Along with many other homebuilders, PHM broke its uptrend in April (despite a higher high in May). Furthermore, it is forming a classic head-and-shoulders pattern. Couple these two observations with the fact that interest rates broke significant resistance in the May-to-June period, and PHM looks to be setting up for a fall.
To better understand the technical picture for a particular stock, I always study the sector or group chart first. In the case of the homebuilders, the PHLX Housing Sector Index (HGX) works well for my analysis.
HGX rose sharply off the 2009 broader market lows, and in early 2012, broke past a crucial resistance point, which can be seen on the multi-year chart below. In total, the index blasted higher to the tune of 160% off the higher low made in September 2011 (versus the 2009 lows) into the May 2013 highs. The May highs coincided with the 61.8% Fibonacci retracement of the entire sell-off from the index highs in 2005 down to the lows in early 2009. In other words, HGX found resistance at a crucial point.

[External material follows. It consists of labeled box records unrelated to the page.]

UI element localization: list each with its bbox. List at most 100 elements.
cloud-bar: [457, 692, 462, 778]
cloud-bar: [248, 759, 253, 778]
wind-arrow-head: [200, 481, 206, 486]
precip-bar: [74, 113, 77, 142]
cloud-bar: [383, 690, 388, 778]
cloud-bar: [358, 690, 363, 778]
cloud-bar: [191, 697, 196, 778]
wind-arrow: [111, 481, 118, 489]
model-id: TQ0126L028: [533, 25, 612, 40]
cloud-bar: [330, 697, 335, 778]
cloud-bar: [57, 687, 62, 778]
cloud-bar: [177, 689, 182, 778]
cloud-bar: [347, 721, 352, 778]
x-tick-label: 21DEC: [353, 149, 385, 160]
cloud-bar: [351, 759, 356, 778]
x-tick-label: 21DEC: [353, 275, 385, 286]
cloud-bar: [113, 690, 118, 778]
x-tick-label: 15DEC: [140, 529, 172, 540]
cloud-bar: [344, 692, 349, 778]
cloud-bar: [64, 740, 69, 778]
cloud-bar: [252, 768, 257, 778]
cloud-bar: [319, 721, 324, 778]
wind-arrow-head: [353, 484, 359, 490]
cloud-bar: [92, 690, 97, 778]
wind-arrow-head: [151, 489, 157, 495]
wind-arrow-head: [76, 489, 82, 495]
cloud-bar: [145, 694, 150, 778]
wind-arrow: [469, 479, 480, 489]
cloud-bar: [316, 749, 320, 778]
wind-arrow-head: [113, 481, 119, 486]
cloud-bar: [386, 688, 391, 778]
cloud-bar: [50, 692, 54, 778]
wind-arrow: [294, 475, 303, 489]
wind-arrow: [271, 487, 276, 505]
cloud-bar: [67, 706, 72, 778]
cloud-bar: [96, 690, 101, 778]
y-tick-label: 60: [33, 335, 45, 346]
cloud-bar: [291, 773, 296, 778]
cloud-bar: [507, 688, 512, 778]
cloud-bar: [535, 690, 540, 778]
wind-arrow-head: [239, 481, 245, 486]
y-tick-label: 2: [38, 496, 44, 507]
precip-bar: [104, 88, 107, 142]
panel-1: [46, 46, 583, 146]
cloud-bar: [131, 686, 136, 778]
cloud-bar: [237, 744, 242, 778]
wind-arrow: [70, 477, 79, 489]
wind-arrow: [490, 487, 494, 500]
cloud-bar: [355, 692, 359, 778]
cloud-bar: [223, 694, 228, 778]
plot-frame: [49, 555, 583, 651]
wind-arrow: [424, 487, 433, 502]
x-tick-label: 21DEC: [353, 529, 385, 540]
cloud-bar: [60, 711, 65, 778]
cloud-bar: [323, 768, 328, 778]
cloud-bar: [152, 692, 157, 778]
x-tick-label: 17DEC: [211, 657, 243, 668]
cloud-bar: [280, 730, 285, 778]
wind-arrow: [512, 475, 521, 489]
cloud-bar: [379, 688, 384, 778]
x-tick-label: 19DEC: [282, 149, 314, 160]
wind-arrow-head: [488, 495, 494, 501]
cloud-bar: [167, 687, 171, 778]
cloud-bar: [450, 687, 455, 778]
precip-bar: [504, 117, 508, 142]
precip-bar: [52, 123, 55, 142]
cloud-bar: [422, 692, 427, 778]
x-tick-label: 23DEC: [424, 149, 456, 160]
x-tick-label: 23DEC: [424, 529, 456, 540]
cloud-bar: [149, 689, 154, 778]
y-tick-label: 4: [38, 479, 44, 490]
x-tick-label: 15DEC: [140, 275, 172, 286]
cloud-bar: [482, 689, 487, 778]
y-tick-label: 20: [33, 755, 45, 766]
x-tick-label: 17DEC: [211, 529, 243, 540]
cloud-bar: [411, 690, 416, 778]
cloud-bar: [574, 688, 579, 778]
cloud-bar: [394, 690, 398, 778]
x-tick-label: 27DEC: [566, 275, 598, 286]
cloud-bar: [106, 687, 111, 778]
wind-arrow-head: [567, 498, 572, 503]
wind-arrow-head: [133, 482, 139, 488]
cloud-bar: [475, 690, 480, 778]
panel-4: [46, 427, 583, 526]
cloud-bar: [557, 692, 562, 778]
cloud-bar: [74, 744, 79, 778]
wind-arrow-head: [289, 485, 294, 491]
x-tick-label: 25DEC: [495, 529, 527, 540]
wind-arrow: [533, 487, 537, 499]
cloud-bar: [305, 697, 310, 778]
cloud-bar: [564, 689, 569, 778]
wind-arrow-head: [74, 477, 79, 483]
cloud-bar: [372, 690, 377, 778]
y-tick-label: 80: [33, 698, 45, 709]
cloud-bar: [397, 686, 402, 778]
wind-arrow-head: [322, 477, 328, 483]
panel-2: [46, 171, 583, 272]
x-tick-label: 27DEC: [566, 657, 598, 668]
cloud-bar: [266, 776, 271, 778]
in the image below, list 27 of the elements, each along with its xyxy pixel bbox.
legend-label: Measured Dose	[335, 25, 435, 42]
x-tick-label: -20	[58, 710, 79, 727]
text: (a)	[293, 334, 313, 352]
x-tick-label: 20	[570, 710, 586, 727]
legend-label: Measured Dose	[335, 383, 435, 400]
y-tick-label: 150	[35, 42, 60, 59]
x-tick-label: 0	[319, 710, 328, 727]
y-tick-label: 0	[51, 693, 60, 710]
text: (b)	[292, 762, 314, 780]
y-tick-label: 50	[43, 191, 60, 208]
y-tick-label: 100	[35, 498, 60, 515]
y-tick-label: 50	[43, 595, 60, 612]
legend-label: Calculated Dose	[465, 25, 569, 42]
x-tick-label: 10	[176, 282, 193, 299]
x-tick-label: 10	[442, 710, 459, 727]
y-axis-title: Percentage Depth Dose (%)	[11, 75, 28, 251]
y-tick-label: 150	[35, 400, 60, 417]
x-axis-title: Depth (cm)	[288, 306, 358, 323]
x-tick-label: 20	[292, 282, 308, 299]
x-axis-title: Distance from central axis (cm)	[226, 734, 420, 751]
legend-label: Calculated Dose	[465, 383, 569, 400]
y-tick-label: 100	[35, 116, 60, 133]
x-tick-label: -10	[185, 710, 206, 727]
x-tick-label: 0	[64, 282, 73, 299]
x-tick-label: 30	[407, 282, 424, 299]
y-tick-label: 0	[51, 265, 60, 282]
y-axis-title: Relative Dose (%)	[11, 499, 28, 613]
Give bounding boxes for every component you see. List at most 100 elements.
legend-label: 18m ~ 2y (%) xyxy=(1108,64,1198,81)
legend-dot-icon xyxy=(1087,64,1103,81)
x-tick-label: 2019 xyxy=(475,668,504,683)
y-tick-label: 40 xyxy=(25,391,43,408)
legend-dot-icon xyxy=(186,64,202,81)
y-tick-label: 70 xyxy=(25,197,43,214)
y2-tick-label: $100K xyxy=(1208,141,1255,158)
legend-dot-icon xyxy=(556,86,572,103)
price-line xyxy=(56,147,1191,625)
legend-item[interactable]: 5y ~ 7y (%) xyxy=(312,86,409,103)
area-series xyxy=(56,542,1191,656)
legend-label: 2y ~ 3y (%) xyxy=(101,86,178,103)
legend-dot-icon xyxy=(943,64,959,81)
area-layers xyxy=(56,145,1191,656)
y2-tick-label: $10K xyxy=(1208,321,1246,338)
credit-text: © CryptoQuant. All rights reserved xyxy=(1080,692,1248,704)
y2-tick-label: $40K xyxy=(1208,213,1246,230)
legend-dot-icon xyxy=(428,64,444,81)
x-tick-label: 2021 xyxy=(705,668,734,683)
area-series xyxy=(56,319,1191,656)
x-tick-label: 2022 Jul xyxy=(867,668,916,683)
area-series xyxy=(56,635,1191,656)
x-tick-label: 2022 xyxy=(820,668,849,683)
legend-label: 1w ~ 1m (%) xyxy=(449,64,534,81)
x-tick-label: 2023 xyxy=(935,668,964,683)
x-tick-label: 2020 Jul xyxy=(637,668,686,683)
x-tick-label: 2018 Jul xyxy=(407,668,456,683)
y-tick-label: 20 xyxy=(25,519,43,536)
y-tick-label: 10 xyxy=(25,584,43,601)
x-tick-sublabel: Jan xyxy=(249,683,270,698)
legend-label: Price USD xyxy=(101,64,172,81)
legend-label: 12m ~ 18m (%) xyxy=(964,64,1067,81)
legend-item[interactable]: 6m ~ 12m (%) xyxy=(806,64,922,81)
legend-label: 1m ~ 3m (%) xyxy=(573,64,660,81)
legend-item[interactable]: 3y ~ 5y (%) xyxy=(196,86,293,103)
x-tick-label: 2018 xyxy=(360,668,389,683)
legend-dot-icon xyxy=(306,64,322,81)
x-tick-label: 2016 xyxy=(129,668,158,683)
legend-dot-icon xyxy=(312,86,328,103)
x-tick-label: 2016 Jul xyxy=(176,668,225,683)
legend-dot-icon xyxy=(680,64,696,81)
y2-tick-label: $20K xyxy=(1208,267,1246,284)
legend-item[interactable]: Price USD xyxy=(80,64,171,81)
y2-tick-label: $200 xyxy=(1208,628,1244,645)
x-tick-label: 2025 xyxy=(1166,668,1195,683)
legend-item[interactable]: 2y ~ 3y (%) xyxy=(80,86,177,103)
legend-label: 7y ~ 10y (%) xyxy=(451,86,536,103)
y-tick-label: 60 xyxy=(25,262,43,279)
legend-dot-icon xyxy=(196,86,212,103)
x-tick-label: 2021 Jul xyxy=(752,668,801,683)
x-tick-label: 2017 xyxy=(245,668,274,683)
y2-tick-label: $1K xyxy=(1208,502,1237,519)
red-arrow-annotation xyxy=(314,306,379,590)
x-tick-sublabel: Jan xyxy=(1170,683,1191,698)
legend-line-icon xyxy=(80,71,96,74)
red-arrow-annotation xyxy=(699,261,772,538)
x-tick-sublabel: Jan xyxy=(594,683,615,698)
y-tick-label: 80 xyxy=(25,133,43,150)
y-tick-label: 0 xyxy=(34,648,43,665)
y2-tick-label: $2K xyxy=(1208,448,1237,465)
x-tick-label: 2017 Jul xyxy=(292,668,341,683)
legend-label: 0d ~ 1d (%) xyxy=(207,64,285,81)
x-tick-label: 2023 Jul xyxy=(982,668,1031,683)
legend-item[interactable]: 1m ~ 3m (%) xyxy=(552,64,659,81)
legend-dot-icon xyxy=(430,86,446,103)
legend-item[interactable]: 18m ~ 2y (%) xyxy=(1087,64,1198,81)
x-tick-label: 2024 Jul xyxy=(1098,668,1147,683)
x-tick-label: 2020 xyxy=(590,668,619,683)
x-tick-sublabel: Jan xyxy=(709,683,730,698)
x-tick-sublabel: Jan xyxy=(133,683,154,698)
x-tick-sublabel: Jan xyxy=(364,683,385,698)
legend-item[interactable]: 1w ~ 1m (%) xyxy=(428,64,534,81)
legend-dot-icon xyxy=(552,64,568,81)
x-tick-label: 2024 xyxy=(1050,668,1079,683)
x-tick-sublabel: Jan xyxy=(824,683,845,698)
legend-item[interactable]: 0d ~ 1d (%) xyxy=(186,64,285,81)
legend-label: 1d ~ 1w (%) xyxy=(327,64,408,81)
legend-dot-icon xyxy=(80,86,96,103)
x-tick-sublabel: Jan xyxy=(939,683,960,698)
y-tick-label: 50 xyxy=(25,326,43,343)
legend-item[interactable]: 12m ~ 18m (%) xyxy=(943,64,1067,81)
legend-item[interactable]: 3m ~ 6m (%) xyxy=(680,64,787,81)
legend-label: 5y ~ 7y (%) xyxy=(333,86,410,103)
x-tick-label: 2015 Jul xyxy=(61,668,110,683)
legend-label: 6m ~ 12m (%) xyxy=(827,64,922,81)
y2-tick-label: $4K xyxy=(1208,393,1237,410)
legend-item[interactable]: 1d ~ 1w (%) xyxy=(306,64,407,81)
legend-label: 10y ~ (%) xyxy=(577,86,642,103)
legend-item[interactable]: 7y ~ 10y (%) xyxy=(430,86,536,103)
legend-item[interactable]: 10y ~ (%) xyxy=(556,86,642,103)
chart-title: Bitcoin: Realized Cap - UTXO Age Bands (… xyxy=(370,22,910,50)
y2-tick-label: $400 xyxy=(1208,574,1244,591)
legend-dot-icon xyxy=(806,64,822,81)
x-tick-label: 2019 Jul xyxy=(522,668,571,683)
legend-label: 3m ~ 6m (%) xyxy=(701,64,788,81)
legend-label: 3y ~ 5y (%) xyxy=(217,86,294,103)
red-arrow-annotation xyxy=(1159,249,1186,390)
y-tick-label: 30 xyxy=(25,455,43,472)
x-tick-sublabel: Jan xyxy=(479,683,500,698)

Eventually, however, with the advent of higher interest rates in May, the index came crashing down, and by late June, had given up almost 20%. In fact, it retraced 25% (another Fibonacci number) of the entire 2011-2013 rally in roughly one month's time.
Of course, such a sharp correction is nothing unusual because, as I often point out, stocks with slopes that are too steep eventually come back to Earth. More importantly, however, the recent sell-off was enough to break the steep uptrend dating back to 2012 on a weekly basis, and also traced out a large head-and-shoulders formation. HGX is now waving a sell signal.